As operações policiais na comunidade afastam o público de muitos eventos e oficinas. Não só o movimento cultural sai prejudicado, mas toda a educação, no dia a dia, com escolas fechadas e sob tensão permanente.
“Uma operação na hora do baile funk ou no final dele, é assustador”, ressalta Mateus.
Menos terreiros
Valéria aponta que eram muitos terreiros na comunidade e muitos fecharam. Outros preferem fazer seus rituais durante o dia e não mais à noite ou nas madrugadas. Para Mateus, a fé não deve estar dissociada da própria ancestralidade, da própria cultura, um movimento que tem acontecido na comunidade.

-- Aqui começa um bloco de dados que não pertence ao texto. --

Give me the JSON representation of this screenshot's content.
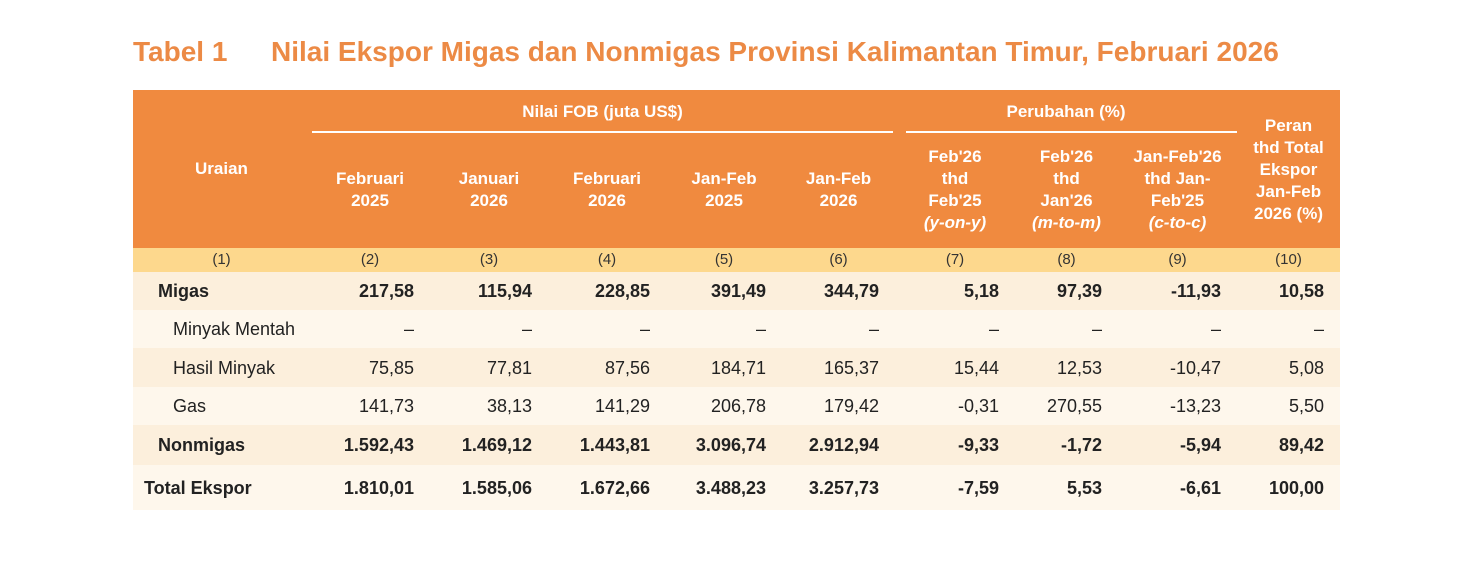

“Como já disse antes, a linguagem precisa ser observada, ela é muito importante. As igrejas evangélicas estão fazendo uma analogia, num trabalho emocional e psicológico, para mudar todo o conceito das casas de axé, situando-as como algo negativo e, em contraponto, vendendo a salvação para as pessoas”, relata Valéria.
Para ela, esse movimento chega na comunidade a partir de um outro movimento maior.
“Existe culto evangélico dentro da prefeitura, mas não existe missa nem roda de santo. A passeata contra a intolerância religiosa não foi financiada pela prefeitura, mas a marcha para Jesus sim, e tudo isso com apoio da mídia, que tem colaborado pela invisibilidade do preto da favela”
Valéria lembra que o prefeito sequer valorizou a entrega simbólica da chave da cidade durante a abertura do carnaval, e que esse desrespeito tem um significado de enfrentamento cultural, de desvalorização do outro e da sua diferença que lhe é comum.
“Governo que tira direitos, que fecha postos de saúde; operações policias que fecham escolas, policiais que deixam de morar em suas comunidades por medo; preto matando preto, isso tudo é resultado de um sentido moral que se perdeu e que reflete o pensamento de quem está acima do povo”, desabafa Valéria.